User Tools

Site Tools


mpi

**This is an old revision of the document!**

MPI

The great majority of multi-node programs in HPC (as well as many single-node programs) use the https://www.mcs.anl.gov/research/projects/mpi/ MPI parallel programming software. There are many possible options in configuring MPI for a particular set of hardware (the help file ./configure –help for Open MPI is about 700 lines), so a very particular setup is needed. Fortunately a single setup can be used for many applications.

The most common MPI variants in Linux are Open MPI, MVAPICH, and Intel MPI. The last two are ABI compatible so that “mpirun/mpiexec” from either MVAPICH or Intel MPI can be used to execute programs compiled with eith MVAPICH or Intel MPI. Open MPI is not ABI compatible with either. but in most cases any of the three toolsets can be used with a standard-conforming source file. Usually one MPI variant will work a little better on a particular program.

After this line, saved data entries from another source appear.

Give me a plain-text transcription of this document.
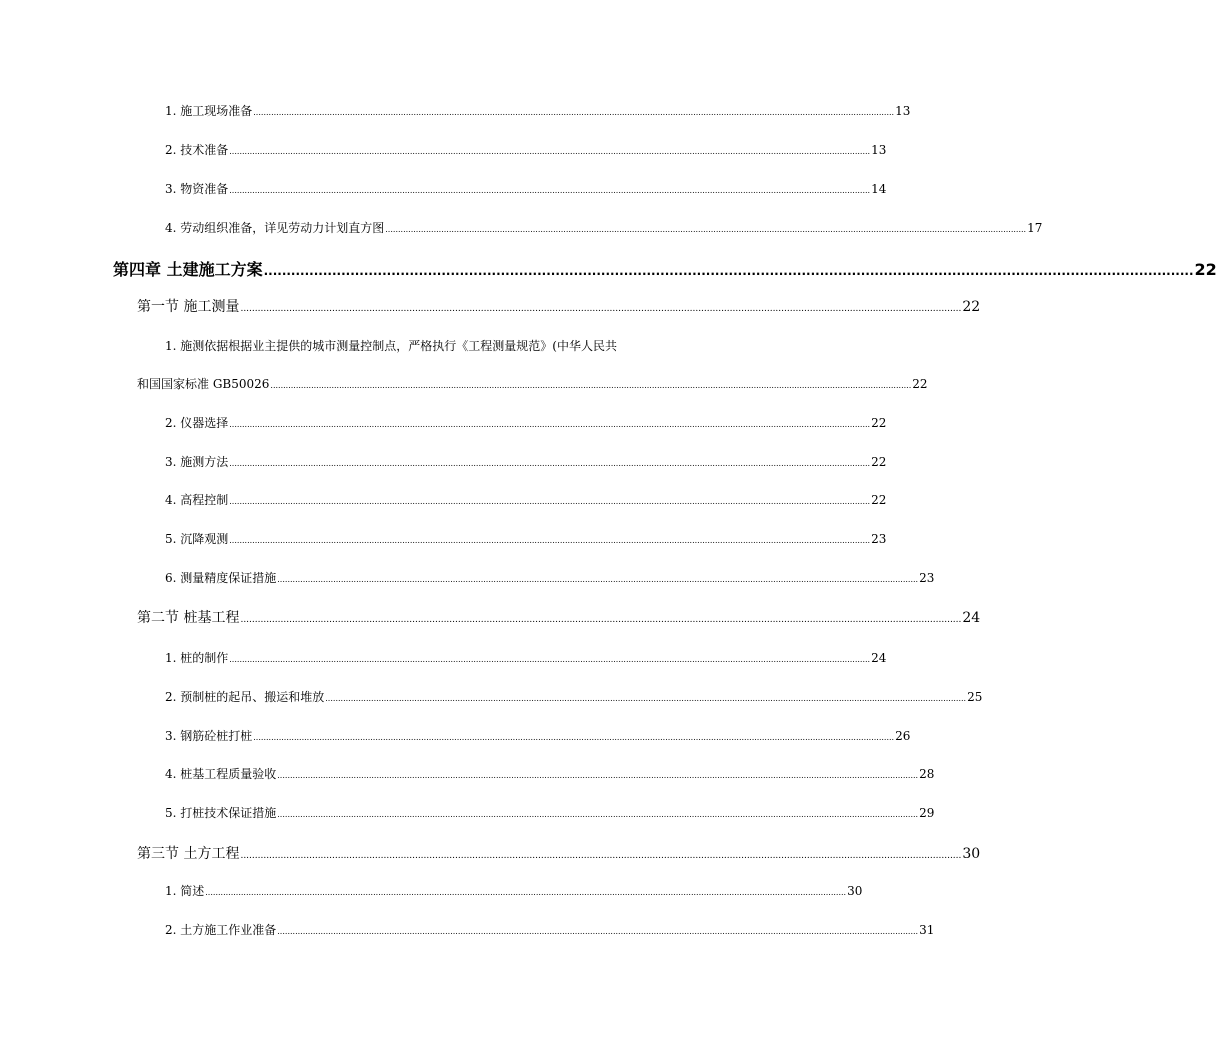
1. 施工现场准备 ............................................................................................................................................................................................................................................................ 13
2. 技术准备 ............................................................................................................................................................................................................................................................ 13
3. 物资准备 ............................................................................................................................................................................................................................................................ 14
4. 劳动组织准备，详见劳动力计划直方图 ............................................................................................................................................................................................................................................................ 17
第四章 土建施工方案 ............................................................................................................................................................................................................ 22
第一节 施工测量 ............................................................................................................................................................................................................................................................ 22
1. 施测依据根据业主提供的城市测量控制点，严格执行《工程测量规范》(中华人民共
和国国家标准 GB50026 ............................................................................................................................................................................................................................................................ 22
2. 仪器选择 ............................................................................................................................................................................................................................................................ 22
3. 施测方法 ............................................................................................................................................................................................................................................................ 22
4. 高程控制 ............................................................................................................................................................................................................................................................ 22
5. 沉降观测 ............................................................................................................................................................................................................................................................ 23
6. 测量精度保证措施 ............................................................................................................................................................................................................................................................ 23
第二节 桩基工程 ............................................................................................................................................................................................................................................................ 24
1. 桩的制作 ............................................................................................................................................................................................................................................................ 24
2. 预制桩的起吊、搬运和堆放 ............................................................................................................................................................................................................................................................ 25
3. 钢筋砼桩打桩 ............................................................................................................................................................................................................................................................ 26
4. 桩基工程质量验收 ............................................................................................................................................................................................................................................................ 28
5. 打桩技术保证措施 ............................................................................................................................................................................................................................................................ 29
第三节 土方工程 ............................................................................................................................................................................................................................................................ 30
1. 简述 ............................................................................................................................................................................................................................................................ 30
2. 土方施工作业准备 ............................................................................................................................................................................................................................................................ 31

Modules for currently supported versions are openmpi/4.1.4, mvapich2/7.3.2, impi/19.0.5. In our configuration, the open-source MPI versions openmpi and mvapich2 are compiled for a particular compiler. So a compiler module should be specified before the MPI module to let the module know which code path to use. Example compiler modules are gcc/11.2.1, intel/19.0.5, nvhpc/22.7 for Gnu, Intel proprietary, and PGI compilers respectively. See compilers.

Many HPC centers pass slurm directives (with default modules) directly to MPI like this, which has the virtue of simplicity though lacking in control.

#SBATCH --nodes=4
#SBATCH --tasks-per-node=16
#SBATCH --cpus-per-task=2
srun ./my_MPI_executable

Here the intended state is that the program would be executed on 4 nodes, with 16 MPI processes per node, and 2 available threads (cpus in slurm speak) per MPI process. In most cases, to maximize the CPU utilization, tasks-per-node x cpus-per-task should equal the number of physical cores in each node. Sometimes this can't be maintained, usually because either 1) it would require more memory than the node has, or 2) the computational grid is tied to a certain number of MPI processes that doesn't equal what's available on the node.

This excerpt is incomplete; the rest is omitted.